Description Xylans are key components of plant cell walls and one of the most abundant biopolymers on earth. They differ in grasses from other plants (grasses include the most important food crops, wheat, rice and maize, as well as pasture species).The key difference of grass xylan is the addition of arabinose to the polymer backbone. In the work in this grant, we have discovered that wheat and rice genes in the GT61 gene family are responsible for this step. This breakthrough was published in PNAS and has been added to the faculty of 1000 of papers in top 2% of importance.
Exploitation Route As a result of the research in this grant, we expect wheat varieties to be developed in the next few years with improved properties. Wheat varieties used for non-food will have fewer problems associated with viscosity. The research will also accelerate the development of wheat varieties with high dietary fibre with improved health benefits for food. In the longer term, improved varieties of grass crops for biofuel and for ruminant nutrtion are likely. 1. Since we have discovered genes which alter the structural properties of arabinoxylan (AX) in wheat grain, we can tailor these genes to different end uses of wheat grain. For non-food uses, it is desirable to decrease soluble AX and this is subject of a patent application. For food uses, we intend to increase AX (dietary fibre) using natural variation.

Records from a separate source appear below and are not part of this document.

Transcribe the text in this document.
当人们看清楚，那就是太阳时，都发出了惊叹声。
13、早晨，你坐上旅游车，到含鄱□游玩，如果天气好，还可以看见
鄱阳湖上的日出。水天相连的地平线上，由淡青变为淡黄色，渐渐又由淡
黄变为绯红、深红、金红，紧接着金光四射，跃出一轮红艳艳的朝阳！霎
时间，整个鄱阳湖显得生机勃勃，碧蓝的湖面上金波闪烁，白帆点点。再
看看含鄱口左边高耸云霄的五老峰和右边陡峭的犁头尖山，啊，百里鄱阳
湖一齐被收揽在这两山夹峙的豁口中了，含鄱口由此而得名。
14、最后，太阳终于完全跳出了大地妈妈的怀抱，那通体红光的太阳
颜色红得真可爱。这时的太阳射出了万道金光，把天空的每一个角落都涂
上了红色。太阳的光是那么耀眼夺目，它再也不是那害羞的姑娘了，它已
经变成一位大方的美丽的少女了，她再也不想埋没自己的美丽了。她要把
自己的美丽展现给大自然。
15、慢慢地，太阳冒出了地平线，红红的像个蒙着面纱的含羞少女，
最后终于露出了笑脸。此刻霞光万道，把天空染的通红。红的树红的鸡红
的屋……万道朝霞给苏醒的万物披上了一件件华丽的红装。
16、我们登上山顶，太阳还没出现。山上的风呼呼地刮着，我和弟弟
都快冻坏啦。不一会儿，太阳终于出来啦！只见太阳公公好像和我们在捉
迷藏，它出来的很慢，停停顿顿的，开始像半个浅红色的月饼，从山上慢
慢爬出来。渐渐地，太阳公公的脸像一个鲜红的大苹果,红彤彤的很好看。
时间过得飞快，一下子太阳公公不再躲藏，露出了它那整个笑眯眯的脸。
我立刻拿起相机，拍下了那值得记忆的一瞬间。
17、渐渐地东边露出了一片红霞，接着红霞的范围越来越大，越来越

2. Xylan is key to biomass digestibility. Therefore, the genes we have discovered are likely to prove important targets for increasing digestibilty of grass biomass for biofuel and ruminant feed.
Sectors Agriculture, Food and Drink

 
Description Yes. Genes identified have been used in follow-on project BB/K010824/1 to develop new wheat varieties carrying novel alleles in these. Also knowledge is used in identification of alleles underlying QTLs for high dietary fibre in collaboration with industry.
First Year Of Impact 2014
Sector Agriculture, Food and Drink
Impact Types Economic

 
Title A METHOD FOR DECREASING THE VISCOSITY OF FLOUR 
Description The present invention relates to a method for decreasing the viscosity of flour by decreasing soluble arabinoxylan content in a wheat grain, the method comprising reducing expression of Ta GT43_2, Ta GT47_2 or Ta GT61_1 in a wheat plant and wheat grains produced by said method. 
IP Reference WO2012143520 
Protection Patent granted
Year Protection Granted 2012
Licensed Commercial In Confidence
Impact Collaboration with wheat breeding company Limagrain which has led to follow-on award and Agrticech awards.